Nevertheless, this is a lot better than where it was back during the rollover, which was a rather staggering 500-points higher.
The good news here was that on Tuesday the intraday low was 6442.36 which was a robust test of R1 then at 6475, and despite the other two on Friday either revisiting their lows or making a new one, here the low was 6524.55.
Although, the NDX has now achieved a more natural looking expiry, there can be no disguising that the Y1 ratio bandwidth alone still stretches for 700-points, so the volatility is very far from being over.
Range: 6500 to 6775
The DJX is a funny one this expiry, or to be more precise one we suspect we need to calculate the ratios daily to even stand a chance of analysing it.
On the surface, nothing has changed, but just like a swan, there is an awful lot going on under the surface.

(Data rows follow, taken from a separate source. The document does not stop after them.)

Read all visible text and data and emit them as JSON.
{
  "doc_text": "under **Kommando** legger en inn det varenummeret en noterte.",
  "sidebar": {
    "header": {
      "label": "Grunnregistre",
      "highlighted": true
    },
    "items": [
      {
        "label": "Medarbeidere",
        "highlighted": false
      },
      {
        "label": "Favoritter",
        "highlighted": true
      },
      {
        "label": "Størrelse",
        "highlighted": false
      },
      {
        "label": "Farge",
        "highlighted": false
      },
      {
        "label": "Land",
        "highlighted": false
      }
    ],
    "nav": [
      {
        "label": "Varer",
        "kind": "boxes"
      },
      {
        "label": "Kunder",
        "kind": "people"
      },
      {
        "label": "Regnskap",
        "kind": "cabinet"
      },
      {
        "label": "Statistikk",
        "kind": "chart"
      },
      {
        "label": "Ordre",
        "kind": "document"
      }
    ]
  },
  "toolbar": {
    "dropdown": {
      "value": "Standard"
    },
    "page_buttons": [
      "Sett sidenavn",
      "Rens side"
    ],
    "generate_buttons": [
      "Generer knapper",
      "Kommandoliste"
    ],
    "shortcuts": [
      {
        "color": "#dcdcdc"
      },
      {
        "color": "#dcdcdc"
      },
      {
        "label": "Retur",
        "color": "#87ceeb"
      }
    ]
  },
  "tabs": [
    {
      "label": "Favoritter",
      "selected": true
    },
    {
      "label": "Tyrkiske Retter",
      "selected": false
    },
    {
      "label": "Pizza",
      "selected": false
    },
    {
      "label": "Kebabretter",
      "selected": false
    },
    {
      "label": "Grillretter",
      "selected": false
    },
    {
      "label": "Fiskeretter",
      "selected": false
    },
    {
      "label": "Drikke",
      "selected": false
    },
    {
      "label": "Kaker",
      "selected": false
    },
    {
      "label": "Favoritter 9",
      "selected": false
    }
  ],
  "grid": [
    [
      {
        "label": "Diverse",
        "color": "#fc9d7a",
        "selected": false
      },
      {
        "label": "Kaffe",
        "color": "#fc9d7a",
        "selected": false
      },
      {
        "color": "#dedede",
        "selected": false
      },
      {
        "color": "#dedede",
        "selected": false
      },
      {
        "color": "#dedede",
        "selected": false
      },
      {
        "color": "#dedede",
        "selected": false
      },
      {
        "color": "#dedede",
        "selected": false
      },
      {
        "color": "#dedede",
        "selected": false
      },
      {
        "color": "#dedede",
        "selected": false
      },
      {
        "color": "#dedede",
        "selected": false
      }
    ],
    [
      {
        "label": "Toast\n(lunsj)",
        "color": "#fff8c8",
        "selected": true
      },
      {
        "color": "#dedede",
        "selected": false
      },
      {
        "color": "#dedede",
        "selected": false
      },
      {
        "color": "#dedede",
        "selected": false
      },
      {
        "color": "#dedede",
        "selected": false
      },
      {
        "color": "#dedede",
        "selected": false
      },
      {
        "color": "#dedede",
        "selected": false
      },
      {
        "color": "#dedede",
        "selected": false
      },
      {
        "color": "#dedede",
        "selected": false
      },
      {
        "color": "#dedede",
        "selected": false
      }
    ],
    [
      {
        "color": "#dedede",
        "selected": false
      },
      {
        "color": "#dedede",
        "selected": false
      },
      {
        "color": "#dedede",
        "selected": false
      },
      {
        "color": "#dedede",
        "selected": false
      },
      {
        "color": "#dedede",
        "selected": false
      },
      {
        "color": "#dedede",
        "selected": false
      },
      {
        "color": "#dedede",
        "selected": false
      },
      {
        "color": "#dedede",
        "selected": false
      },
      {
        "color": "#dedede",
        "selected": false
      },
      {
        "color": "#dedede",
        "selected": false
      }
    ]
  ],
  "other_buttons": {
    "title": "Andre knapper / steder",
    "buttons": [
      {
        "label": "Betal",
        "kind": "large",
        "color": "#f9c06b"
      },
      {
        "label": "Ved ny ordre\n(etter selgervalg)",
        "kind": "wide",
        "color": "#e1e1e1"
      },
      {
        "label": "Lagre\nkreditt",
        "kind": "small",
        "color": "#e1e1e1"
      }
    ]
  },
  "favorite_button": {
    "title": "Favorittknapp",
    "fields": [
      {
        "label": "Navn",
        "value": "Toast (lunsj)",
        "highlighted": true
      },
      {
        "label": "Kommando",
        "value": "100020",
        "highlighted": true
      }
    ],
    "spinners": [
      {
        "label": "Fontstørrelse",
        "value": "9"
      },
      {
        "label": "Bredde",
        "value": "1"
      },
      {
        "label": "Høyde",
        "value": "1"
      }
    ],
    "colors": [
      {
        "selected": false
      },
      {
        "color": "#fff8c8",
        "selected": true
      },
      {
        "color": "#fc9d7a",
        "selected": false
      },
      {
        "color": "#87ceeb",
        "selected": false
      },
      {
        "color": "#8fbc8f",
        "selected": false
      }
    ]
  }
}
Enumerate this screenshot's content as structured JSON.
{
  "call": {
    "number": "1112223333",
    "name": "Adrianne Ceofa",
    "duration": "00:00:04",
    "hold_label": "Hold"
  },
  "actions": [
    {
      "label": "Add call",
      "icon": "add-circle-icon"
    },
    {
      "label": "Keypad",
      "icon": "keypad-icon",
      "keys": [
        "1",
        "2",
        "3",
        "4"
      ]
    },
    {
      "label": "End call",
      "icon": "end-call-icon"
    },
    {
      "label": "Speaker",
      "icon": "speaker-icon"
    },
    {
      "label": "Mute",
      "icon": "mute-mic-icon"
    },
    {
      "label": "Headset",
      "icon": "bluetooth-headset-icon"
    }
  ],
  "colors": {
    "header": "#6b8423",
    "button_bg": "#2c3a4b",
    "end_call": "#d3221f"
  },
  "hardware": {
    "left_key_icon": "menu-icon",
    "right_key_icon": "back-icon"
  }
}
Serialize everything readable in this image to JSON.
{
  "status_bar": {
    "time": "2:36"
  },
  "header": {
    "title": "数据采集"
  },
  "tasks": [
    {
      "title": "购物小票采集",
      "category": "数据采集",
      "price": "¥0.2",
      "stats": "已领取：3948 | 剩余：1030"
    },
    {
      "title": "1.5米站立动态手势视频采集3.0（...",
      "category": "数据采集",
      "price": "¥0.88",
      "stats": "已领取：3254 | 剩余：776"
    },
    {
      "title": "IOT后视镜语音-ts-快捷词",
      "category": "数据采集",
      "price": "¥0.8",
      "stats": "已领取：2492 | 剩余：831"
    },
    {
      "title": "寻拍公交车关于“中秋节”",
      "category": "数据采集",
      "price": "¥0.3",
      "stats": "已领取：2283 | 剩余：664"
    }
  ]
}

If the SPX’s was impressive activity then here even more so, which underlines the peculiarity of the situation as the ratios are unchanged.
Although, 23900 is only fractionally below the threshold of R3.
And, 24300 to 24600 has started to look like it might just be making a play to being the next zone, but still very early days.
However, our main point of interest was this index’s flight down to its zone on the very first day of this expiry, managing an impressive 100-point bounce off its bottom boundary just to highlight this.
Then, the 400-point opening gap down on the Tuesday changed the whole picture, on top of which the holidays have muddied the waters even further, but we can’t help get the feeling that the DJX really wants the safety and comfort of its zone, but whether the huge recent activity is going to achieve this, or has other anticipations, it is just too early to tell.